Similar to the Rwanda program, Glow! offers groups of 12-15 women with similar due dates prenatal and medical care, risk assessments and peer support. It builds on the “centering pregnancy” model of providing medical services in a group setting, while offering a centralized location and an increased focus on stress reduction, mindfulness, importance of sleep, safe relationships, healthy eating, physical activity and other topics.
In addition to group prenatal care, the women receive other benefits such as transportation to sessions, childcare, healthy groceries, behavioral and social services and more.
In its first seven months, Glow! has enrolled some 70 women, who are on MediCal, into the project. Attendance to sessions has averaged a remarkable 90 percent, said Lessard.
“You have to consider that for these women, many of whom are already mothers, fighting poverty – and all that goes with it -- is a full-time job,” she said. “They’ve had little time, energy and resources to care for their own health.”

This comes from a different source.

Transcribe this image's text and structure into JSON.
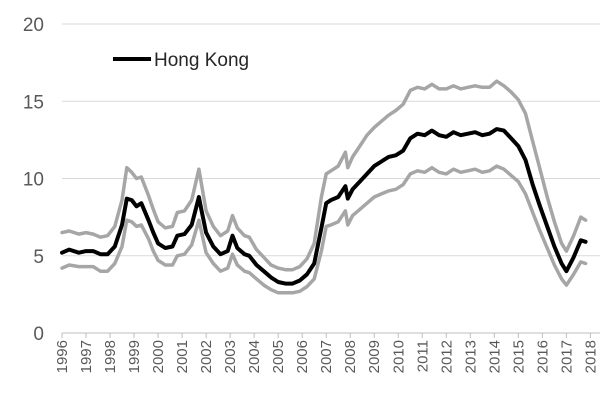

What Lessard has found surprising and rewarding is that women who complete the group sessions often want to stay engaged with their groups or the program. “Many, after they’ve had healthy pregnancies and babies, have asked to stay engaged with the program as mentors to pregnant women. Some have even asked how they can become a doula or birth coach.”
Both the Rwanda and Fresno PTBi programs continue to grow and learn, often from each other. “Programs like Glow! give us an opportunity to see the results from different models and understand what some of the most important components might be,” said Elizabeth Butrick, senior program manager for the UCSF PTBi-East Africa.
In the Rwanda study, mental health in pregnancy has emerged as an issue. Rwanda researchers are thus interested in Fresno findings from its offerings on stress reduction and psychosocial care.
“I think Glow! has done a lovely job as well, responding to women’s needs for transport and childcare and working with provider groups to make the system work for everyone,” said Butrick.
Lessard acknowledged that Glow! learned from Rwanda the importance of stakeholder involvement -- from designing the program and through implementation.
“Stakeholder and community collaboration are critical,” said Butrick. “We have partnered throughout with the government agency responsible for health care delivery nationwide in Rwanda. We also did focus groups with women about their needs and conducted pilot group sessions to get their input on content, format and how it worked. Our program was given its Rwandan name by the women in those sessions.”
The program is called “Ibaruke Neza Mubyeyi in Kinyarwanda,” which loosely translated means, “May all pregnant women have a healthy pregnancy, birth and baby.”